When Aviva Zacks of Safety Detective sat down with Eugene Shablygin, CEO of WWPass, she didn’t know what to expect. She knew he had been a nuclear scientist, but had no idea how that would translate into being a cybersecurity expert.
Safety Detective: Tell me about your journey to cybersecurity and what you love about it.
Eugene Shablygin: Cybersecurity was a pretty natural journey for me because I started my business career in general computing, and I came to the computer business from nuclear science, so I am a nuclear scientist by trade. But I was a very lazy nuclear scientist, and I didn’t like to solve the problems on paper, so I tried to outsource the solutions to these problems to computers.
Once the Soviet Union was no longer an entity, there were opportunities for private business, and I could leverage my knowledge of computers. I started a couple of companies selling personal computers, but back then we identified the need for high-performance workstations, and we teamed up with Sun Microsystems around 1991. I brought the first legal Sun Microsystems RISC system into Russia in the backseat of my car, which I drove all the way from Berlin to Moscow. Today this business is in the top 400 business enterprises in Russia.
In the mid-90s I moved to the US, and since then, my prime market became the US and Western Europe.
I worked on different projects with a lot of personal data, and I was always amazed by how poorly this data was protected, so I started thinking and as a scientist. I always tried to find an unorthodox solution for how to solve the problem of protecting personal and secret information so it cannot be cracked. It cannot be accessed without the permission of the owner by design, not by agreement.

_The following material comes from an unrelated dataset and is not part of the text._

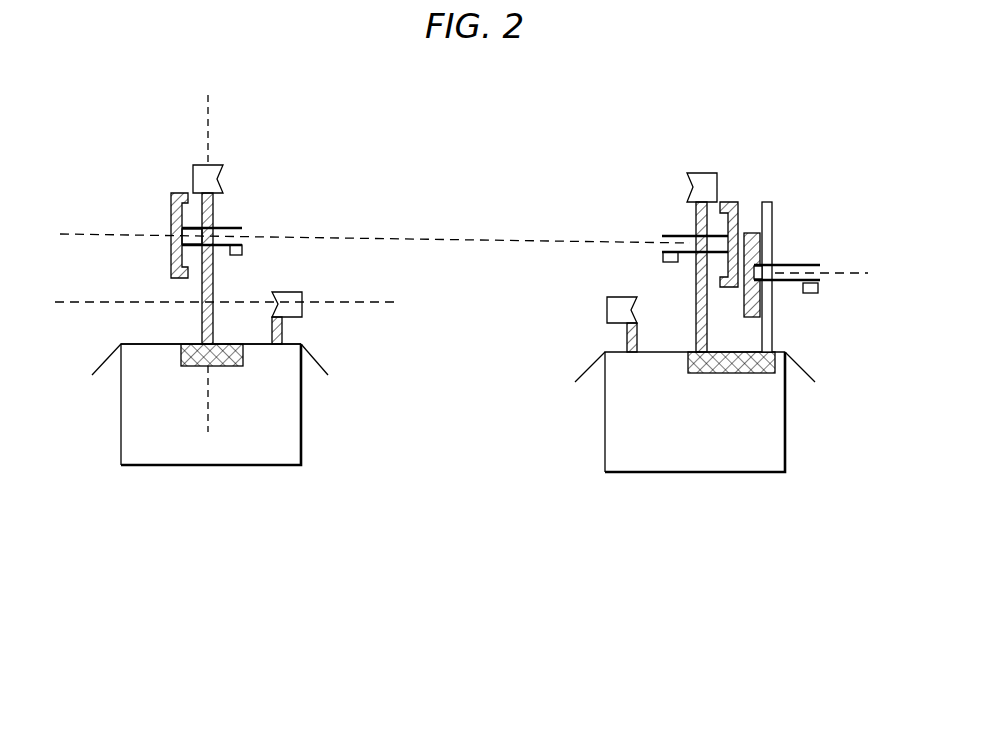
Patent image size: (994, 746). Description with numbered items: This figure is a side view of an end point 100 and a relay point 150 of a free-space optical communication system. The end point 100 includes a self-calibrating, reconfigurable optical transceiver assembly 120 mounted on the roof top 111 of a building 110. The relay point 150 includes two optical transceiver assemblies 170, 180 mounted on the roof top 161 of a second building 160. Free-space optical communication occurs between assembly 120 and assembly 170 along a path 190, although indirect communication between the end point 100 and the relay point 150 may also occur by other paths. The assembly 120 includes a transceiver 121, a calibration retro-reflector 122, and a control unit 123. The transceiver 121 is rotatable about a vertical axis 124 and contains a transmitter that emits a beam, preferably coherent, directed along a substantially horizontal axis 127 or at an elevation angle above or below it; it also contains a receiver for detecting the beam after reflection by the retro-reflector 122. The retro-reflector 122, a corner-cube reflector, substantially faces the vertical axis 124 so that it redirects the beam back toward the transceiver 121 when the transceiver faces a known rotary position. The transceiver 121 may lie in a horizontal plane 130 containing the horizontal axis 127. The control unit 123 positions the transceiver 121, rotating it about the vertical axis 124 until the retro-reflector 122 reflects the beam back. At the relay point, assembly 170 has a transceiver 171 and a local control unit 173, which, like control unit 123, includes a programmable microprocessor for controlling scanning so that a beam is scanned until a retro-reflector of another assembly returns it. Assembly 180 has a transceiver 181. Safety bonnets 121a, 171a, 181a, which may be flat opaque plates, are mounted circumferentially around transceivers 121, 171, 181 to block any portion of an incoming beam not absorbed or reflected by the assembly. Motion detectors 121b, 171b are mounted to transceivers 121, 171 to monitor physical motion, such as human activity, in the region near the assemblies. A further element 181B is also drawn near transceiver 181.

SD: How did you get the idea for WWPass?
ES: Some of my ideas were generated about 20 years ago. We slowly tried them in a lab environment, and about 12 years ago, we decided to start the business utilizing this idea. That’s how WWPass started. We decided to develop a technology that is unique and allows people to take the possession of their secrets. Our business is still relatively new, and innovations are usually slow to find their way into the mainstream, but slowly but surely, we are gaining more and more interest and adoption of this technology. We believe that pretty soon people will be able to protect their personal information well and will forget about phishing and other things associated with very, very insecure methods of protecting information.
SD: What does your company do?
ES: In a few words, we are completely changing the login experience. We are freeing people from remembering complex passwords and divulging their usernames which are the first point for attack phishing.
We have a number of applications that support this approach. We have thousands of users across the globe who are implementing them in their systems. We helping people stop using usernames and passwords for good.
SD: What do you think are the worst cyberthreats today?
ES: It’s very difficult to identify which one is the most dangerous, but I think that leaking personal information and gaining access to the systems where you’re not supposed to access is the worst threat to the community because this unauthorized access can create a lot of damage, both for individuals and for businesses and for governments.
SD: Where do you think cybersecurity is headed now that we’re living through a pandemic?
ES: First of all, I think that cybersecurity is very much lagging. Companies that were faced the pressure to put their workforce into this home remote operations did this move very quickly in an emergency mode. When you do something quickly, you usually pay no attention to the secondary things because you feel like you need to survive today and reinforce your security sometime tomorrow because it’s very difficult to do both things at the same time. So today the security threats are getting much worse when they were before the COVID situation, and we are seeing a ten-fold increase of phishing attacks.